Coiled tubing operations are particularly adept at providing access to highly deviated or tortuous wells where gravity alone fails to provide access to all regions of the wells. During a coiled tubing operation, a spool of pipe (i.e., a coiled tubing) with a downhole tool at the end thereof is slowly straightened and forcibly pushed into the well. This may be achieved by running coiled tubing from the spool and through a gooseneck guide arm and injector which are positioned over the well at the oilfield. In this manner, forces necessary to drive the coiled tubing through the deviated well may be employed, thereby delivering the tool to a desired downhole location.
Applications which may be carried out via coiled tubing include perforating, isolating and others which may involve the use of a firing head. For example, in the specific case of perforating, a firing head may be employed to set off a perforating gun in order to form perforations into a formation surrounding a main bore of the well. Given the generally cable-free nature of the coiled tubing and the potential well depths involved, it may be advantageous to actuate such a firing head in a remote fashion. Generally, this is achieved by way of ball-drop technique, whereby a ball or other suitable projectile is introduced into the coiled tubing at the oilfield surface and allowed to migrate downhole to a ball seat at the firing head which ultimately triggers firing thereof.

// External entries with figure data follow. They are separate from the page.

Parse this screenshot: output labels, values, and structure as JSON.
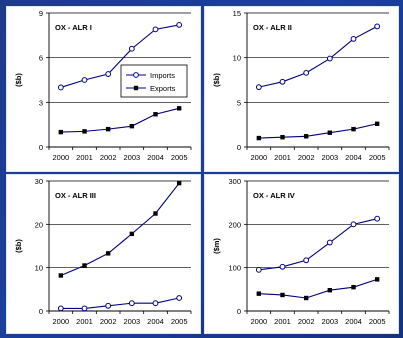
{
  "chart_data": [
    {
      "type": "line",
      "title": "OX - ALR I",
      "ylabel": "($b)",
      "x": [
        "2000",
        "2001",
        "2002",
        "2003",
        "2004",
        "2005"
      ],
      "ylim": [
        0,
        9
      ],
      "yticks": [
        0,
        3,
        6,
        9
      ],
      "legend": "inside-right",
      "series": [
        {
          "name": "Imports",
          "marker": "open-circle",
          "values": [
            4.0,
            4.5,
            4.9,
            6.6,
            7.9,
            8.2
          ]
        },
        {
          "name": "Exports",
          "marker": "filled-square",
          "values": [
            1.0,
            1.05,
            1.2,
            1.4,
            2.2,
            2.6
          ]
        }
      ]
    },
    {
      "type": "line",
      "title": "OX - ALR II",
      "ylabel": "($b)",
      "x": [
        "2000",
        "2001",
        "2002",
        "2003",
        "2004",
        "2005"
      ],
      "ylim": [
        0,
        15
      ],
      "yticks": [
        0,
        5,
        10,
        15
      ],
      "series": [
        {
          "name": "",
          "marker": "open-circle",
          "values": [
            6.7,
            7.3,
            8.3,
            9.9,
            12.1,
            13.5
          ]
        },
        {
          "name": "",
          "marker": "filled-square",
          "values": [
            1.0,
            1.1,
            1.2,
            1.6,
            2.0,
            2.6
          ]
        }
      ]
    },
    {
      "type": "line",
      "title": "OX - ALR III",
      "ylabel": "($b)",
      "x": [
        "2000",
        "2001",
        "2002",
        "2003",
        "2004",
        "2005"
      ],
      "ylim": [
        0,
        30
      ],
      "yticks": [
        0,
        10,
        20,
        30
      ],
      "series": [
        {
          "name": "",
          "marker": "filled-square",
          "values": [
            8.2,
            10.5,
            13.3,
            17.8,
            22.5,
            29.5
          ]
        },
        {
          "name": "",
          "marker": "open-circle",
          "values": [
            0.6,
            0.6,
            1.2,
            1.8,
            1.8,
            3.0
          ]
        }
      ]
    },
    {
      "type": "line",
      "title": "OX - ALR IV",
      "ylabel": "($m)",
      "x": [
        "2000",
        "2001",
        "2002",
        "2003",
        "2004",
        "2005"
      ],
      "ylim": [
        0,
        300
      ],
      "yticks": [
        0,
        100,
        200,
        300
      ],
      "series": [
        {
          "name": "",
          "marker": "open-circle",
          "values": [
            95,
            102,
            117,
            158,
            200,
            213
          ]
        },
        {
          "name": "",
          "marker": "filled-square",
          "values": [
            40,
            37,
            30,
            48,
            55,
            73
          ]
        }
      ]
    }
  ]
}
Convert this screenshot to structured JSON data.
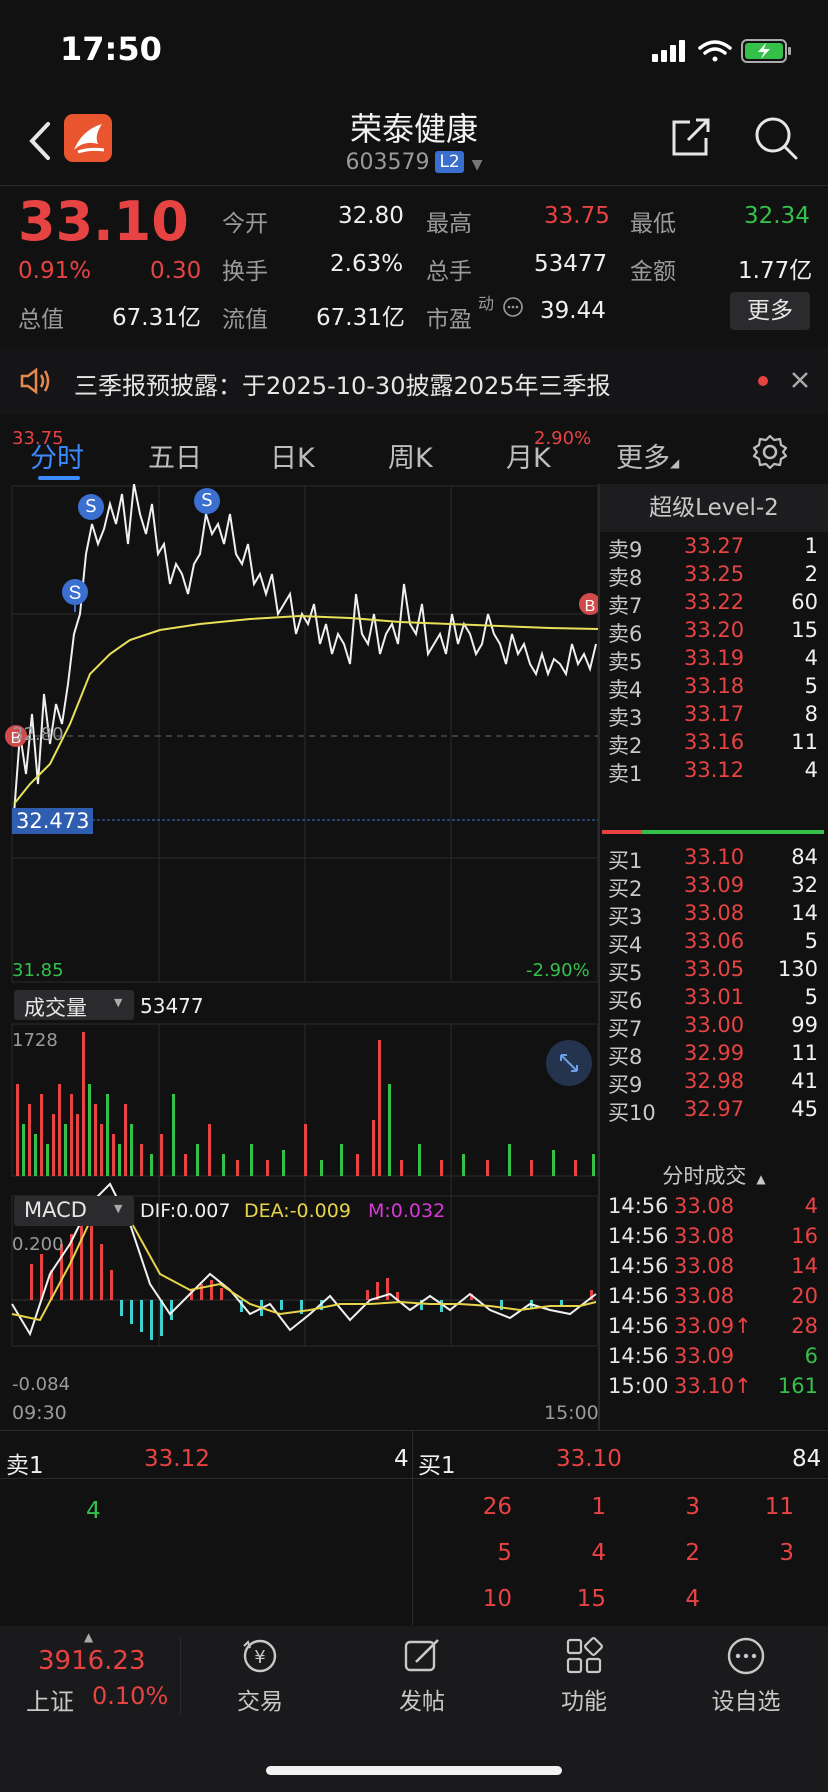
{
  "status_bar": {
    "time": "17:50"
  },
  "header": {
    "title": "荣泰健康",
    "code": "603579",
    "badge": "L2"
  },
  "quote": {
    "price": "33.10",
    "change_pct": "0.91%",
    "change": "0.30",
    "open_label": "今开",
    "open": "32.80",
    "high_label": "最高",
    "high": "33.75",
    "low_label": "最低",
    "low": "32.34",
    "turnover_label": "换手",
    "turnover": "2.63%",
    "volume_label": "总手",
    "volume": "53477",
    "amount_label": "金额",
    "amount": "1.77亿",
    "mcap_label": "总值",
    "mcap": "67.31亿",
    "float_label": "流值",
    "float": "67.31亿",
    "pe_label": "市盈",
    "pe_sup": "动",
    "pe": "39.44",
    "more_label": "更多"
  },
  "notice": {
    "text": "三季报预披露：于2025-10-30披露2025年三季报"
  },
  "tabs": [
    "分时",
    "五日",
    "日K",
    "周K",
    "月K",
    "更多"
  ],
  "chart": {
    "price_high": "33.75",
    "price_low": "31.85",
    "pct_high": "2.90%",
    "pct_low": "-2.90%",
    "prev_close": "32.80",
    "marker_price": "32.473",
    "volume_label": "成交量",
    "volume_value": "53477",
    "volume_max": "1728",
    "macd_label": "MACD",
    "dif": "DIF:0.007",
    "dea": "DEA:-0.009",
    "m": "M:0.032",
    "macd_top": "0.200",
    "macd_bottom": "-0.084",
    "time_start": "09:30",
    "time_end": "15:00",
    "signal_sell": "S",
    "signal_buy": "B"
  },
  "order_book": {
    "title": "超级Level-2",
    "asks": [
      {
        "label": "卖9",
        "price": "33.27",
        "vol": "1"
      },
      {
        "label": "卖8",
        "price": "33.25",
        "vol": "2"
      },
      {
        "label": "卖7",
        "price": "33.22",
        "vol": "60"
      },
      {
        "label": "卖6",
        "price": "33.20",
        "vol": "15"
      },
      {
        "label": "卖5",
        "price": "33.19",
        "vol": "4"
      },
      {
        "label": "卖4",
        "price": "33.18",
        "vol": "5"
      },
      {
        "label": "卖3",
        "price": "33.17",
        "vol": "8"
      },
      {
        "label": "卖2",
        "price": "33.16",
        "vol": "11"
      },
      {
        "label": "卖1",
        "price": "33.12",
        "vol": "4"
      }
    ],
    "bids": [
      {
        "label": "买1",
        "price": "33.10",
        "vol": "84"
      },
      {
        "label": "买2",
        "price": "33.09",
        "vol": "32"
      },
      {
        "label": "买3",
        "price": "33.08",
        "vol": "14"
      },
      {
        "label": "买4",
        "price": "33.06",
        "vol": "5"
      },
      {
        "label": "买5",
        "price": "33.05",
        "vol": "130"
      },
      {
        "label": "买6",
        "price": "33.01",
        "vol": "5"
      },
      {
        "label": "买7",
        "price": "33.00",
        "vol": "99"
      },
      {
        "label": "买8",
        "price": "32.99",
        "vol": "11"
      },
      {
        "label": "买9",
        "price": "32.98",
        "vol": "41"
      },
      {
        "label": "买10",
        "price": "32.97",
        "vol": "45"
      }
    ]
  },
  "time_trades": {
    "title": "分时成交",
    "rows": [
      {
        "time": "14:56",
        "price": "33.08",
        "vol": "4",
        "vol_color": "red"
      },
      {
        "time": "14:56",
        "price": "33.08",
        "vol": "16",
        "vol_color": "red"
      },
      {
        "time": "14:56",
        "price": "33.08",
        "vol": "14",
        "vol_color": "red"
      },
      {
        "time": "14:56",
        "price": "33.08",
        "vol": "20",
        "vol_color": "red"
      },
      {
        "time": "14:56",
        "price": "33.09↑",
        "vol": "28",
        "vol_color": "red"
      },
      {
        "time": "14:56",
        "price": "33.09",
        "vol": "6",
        "vol_color": "green"
      },
      {
        "time": "15:00",
        "price": "33.10↑",
        "vol": "161",
        "vol_color": "green"
      }
    ]
  },
  "level1": {
    "ask_label": "卖1",
    "ask_price": "33.12",
    "ask_vol": "4",
    "bid_label": "买1",
    "bid_price": "33.10",
    "bid_vol": "84",
    "ask_queue": [
      "4"
    ],
    "bid_queue": [
      [
        "26",
        "1",
        "3",
        "11"
      ],
      [
        "5",
        "4",
        "2",
        "3"
      ],
      [
        "10",
        "15",
        "4",
        ""
      ]
    ]
  },
  "tab_bar": {
    "index_value": "3916.23",
    "index_name": "上证",
    "index_pct": "0.10%",
    "items": [
      "交易",
      "发帖",
      "功能",
      "设自选"
    ]
  },
  "colors": {
    "up": "#e84343",
    "down": "#35c04a",
    "accent": "#3b8bff",
    "avg_line": "#e8e05a",
    "dea": "#e8d44a",
    "m": "#d63ad6"
  }
}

The noted ball-drop technique may be a bit lacking in terms of speed and precision. That is to say, the time elapse between the introduction of the ball to the coiled tubing at surface and the actual triggering may be quite significant and variable. So for example, depending on the depths and flow rates involved, this time elapse may average 30 minutes, plus or minus several more minutes. Therefore, where a quicker or more accurate triggering technique is desired, the ball-drop technique may be replaced with a flow signature technique. That is, given an available fluid flow through the coiled tubing, the firing head may be equipped with a flow detector receptive to a flow signature generated at surface. For example, pump rates of between about ½ barrel per minute (BPM) and about 2 BPM may be dynamically employed to generate a signal recognizable by the firing head to achieve activation thereof. Further, with a column of fluid already flowing within the coiled tubing, no significant time elapse between signal generation at surface and downhole firing head triggering may result. Thus, a more timely and accurate activation may be achieved.
While potentially more timely and accurate, a flow directed activation of a firing head is primarily responsive to conventional liquid fluid flow. However, in many circumstances, the introduction of liquids into the well via the coiled tubing may present significant drawbacks. For example, in many environments coiled tubing fluid in the form of seawater is employed until such time as the well begins producing. Thereafter, the coiled tubing flow may consist of a more inert nitrogen or other gas so as to avoid killing or otherwise hampering well production.
Unfortunately however, employing a flow signature for firing head detection is generally unreliable where a conventional flow detector and gas flow are utilized. Therefore, a degree of time savings and accuracy are generally sacrificed where triggering of a firing head is sought in environments which are non-conducive to the introduction of fluid flow.